‘The Time Traveler’s Wife’ Stars & Showrunner on Updating the Story for TV

The Time Traveler's Wife Theo James and Rose Leslie
Spoiler Alert
Macall Polay/HBO

[Warning: The below contains MAJOR spoilers for Season 1, Episode 1 of The Time Traveler’s Wife.]

The first chapter of HBO‘s The Time Traveler’s Wife adaptation has officially arrived and with it is an updated onscreen version of star-crossed lovers Clare Abshire (Rose Leslie) and Henry DeTamble (Theo James).

Introduced in Audrey Niffenegger’s novel of the same name, The Time Traveler’s Wife first came to life onscreen in 2009 with the film adaptation starring Rachel McAdams and Eric Bana, but this time around, the story has a little more time to be told. In the first episode, viewers are able to see Clare and Henry’s first time meeting one another.

For Henry, their first meeting is in 2008, for Clare, it was 14 years earlier in 1994 when she was just six years old. In the later meeting, Henry is walking through Newbury Library when he encounters a patron, Clare, who remembers him from her past. The only snag? Henry’s older self was the one to visit Clare’s past, and so her lifetime of memories compares to mere minutes of memories for him, as we learn once they sit down for their first date. Such is the struggle of a time traveler.

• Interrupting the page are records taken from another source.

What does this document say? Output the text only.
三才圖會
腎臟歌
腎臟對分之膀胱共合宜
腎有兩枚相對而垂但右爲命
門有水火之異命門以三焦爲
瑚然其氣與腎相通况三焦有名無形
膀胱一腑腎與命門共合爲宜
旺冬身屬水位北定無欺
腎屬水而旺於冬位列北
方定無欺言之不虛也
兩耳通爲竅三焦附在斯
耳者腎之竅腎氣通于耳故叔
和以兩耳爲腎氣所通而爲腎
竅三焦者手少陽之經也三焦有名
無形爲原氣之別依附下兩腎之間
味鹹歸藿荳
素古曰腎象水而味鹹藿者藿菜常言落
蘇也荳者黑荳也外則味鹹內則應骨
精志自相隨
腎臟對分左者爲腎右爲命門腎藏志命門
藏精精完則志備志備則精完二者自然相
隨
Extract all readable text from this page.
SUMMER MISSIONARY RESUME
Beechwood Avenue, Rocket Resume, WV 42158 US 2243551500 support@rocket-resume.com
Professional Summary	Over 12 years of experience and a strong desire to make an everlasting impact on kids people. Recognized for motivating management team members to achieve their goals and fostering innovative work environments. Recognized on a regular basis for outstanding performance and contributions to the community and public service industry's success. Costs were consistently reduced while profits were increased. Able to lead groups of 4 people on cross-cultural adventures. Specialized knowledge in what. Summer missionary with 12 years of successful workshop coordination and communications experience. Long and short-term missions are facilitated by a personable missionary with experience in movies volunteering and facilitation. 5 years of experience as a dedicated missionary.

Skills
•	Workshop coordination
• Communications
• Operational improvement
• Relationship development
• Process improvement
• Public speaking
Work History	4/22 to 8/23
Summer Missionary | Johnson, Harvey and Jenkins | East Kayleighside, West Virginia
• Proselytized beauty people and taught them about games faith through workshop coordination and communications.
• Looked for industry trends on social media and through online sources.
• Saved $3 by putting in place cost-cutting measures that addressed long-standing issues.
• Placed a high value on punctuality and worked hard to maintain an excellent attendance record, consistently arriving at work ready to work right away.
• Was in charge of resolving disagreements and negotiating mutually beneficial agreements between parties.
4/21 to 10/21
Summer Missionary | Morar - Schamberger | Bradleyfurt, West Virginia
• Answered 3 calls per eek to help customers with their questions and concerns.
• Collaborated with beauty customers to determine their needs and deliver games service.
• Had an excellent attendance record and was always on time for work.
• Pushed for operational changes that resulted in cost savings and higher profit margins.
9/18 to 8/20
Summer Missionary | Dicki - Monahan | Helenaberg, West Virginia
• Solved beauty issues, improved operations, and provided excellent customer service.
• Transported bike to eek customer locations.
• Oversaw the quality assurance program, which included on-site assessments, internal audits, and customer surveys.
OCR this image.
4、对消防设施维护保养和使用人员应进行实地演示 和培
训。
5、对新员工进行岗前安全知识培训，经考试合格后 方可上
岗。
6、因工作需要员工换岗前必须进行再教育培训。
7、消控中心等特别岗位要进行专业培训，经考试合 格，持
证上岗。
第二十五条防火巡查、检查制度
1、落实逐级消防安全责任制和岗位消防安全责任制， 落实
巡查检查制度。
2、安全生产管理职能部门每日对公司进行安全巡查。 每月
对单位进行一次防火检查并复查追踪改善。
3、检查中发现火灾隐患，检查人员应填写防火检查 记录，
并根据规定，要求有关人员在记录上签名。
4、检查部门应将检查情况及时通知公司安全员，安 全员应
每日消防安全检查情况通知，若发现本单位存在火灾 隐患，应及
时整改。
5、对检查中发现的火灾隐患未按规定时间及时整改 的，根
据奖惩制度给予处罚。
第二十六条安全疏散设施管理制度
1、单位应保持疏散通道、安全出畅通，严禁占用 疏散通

The Time Traveler's Wife, Rose Leslie

(Credit: Macall Polay/HBO)

Meanwhile, when Clare was six years old in the clearing behind her home, she met Henry, whom she initially believed to be an imaginary friend. As the two chat, she asks her imaginary pal questions, and the conversation alludes to the tale’s long-debated undertone of grooming.

“Well in a way,” showrunner and writer, Steven Moffat says, “to raise it, is to dismiss it.” The creative behind hits like Doctor Who and Sherlock asserts that “there is a way of malevolently summarizing this story to make it sound like it’s grooming. It just isn’t.”

It is a real “what came first: the chicken or the egg?” kind of question as young Clare is shaped by older Henry’s visits just as much as young Henry is shaped by meeting Clare in their present. “When Henry’s stuck with the childhood version of the woman he loves in the future, he’s going to be incredibly cautious that he does nothing wrong,” Moffat shares. “He’s not tempted to do anything wrong. He doesn’t want to. He’s just confronted with someone he loves in child form.”

The Time Traveler's Wife Theo James

(Credit: Barbara Nitke/HBO)

And the showrunner points out that when older Henry does meet young Clare, “he’s already married to her. According to the rules of time travel, he can have no impact on her anyway because that’s already determined. And the reality is, as Clare is kind enough to point out later, she has way more impact on him.”

Moffat’s passion for the story is part of what brings this updated version of Henry and Clare’s story to life and another reason stars Leslie and James were so excited to be involved. “Steven’s made no bones about this, he loves this book and so I feel that he has been very faithful to the portrayal of these characters,” Leslie gushes.

What viewers will see moving forward though, is that Moffat is making using the television format to his advantage, according to Leslie. “With the adaptation happening episodically, as a result, we have more room for these characters to breathe and we get to delve into who they are more specifically.”

So, while Leslie admits “there are [some] changes,” she adds, “I feel that there is very much an essence of the book that [Steven] has stayed true to with Clare’s upbringing and the first stages of the relationship between Henry and Clare honor that.”

Among the updates that James thinks viewers can look forward to is “that [Moffat] added his signature humor, which is really important because the book has great humor, but also he has an ability to use time as a narrative device, which is unique.”

It’s more than just the original source material of Henry’s ever-changing spot in space and time as James points out, “it jumps around in time, not just for the sake of jumping around in time because it’s about time travel, but a way of telling a story in a fractured way that becomes surprising and interesting. That was evident from the first time I read the pilot when we were auditioning for it.”

How Moffat will craft these movements in and out of time for not just Henry but for Clare as well will remain for viewers to see as The Time Traveler’s Wife continues on HBO.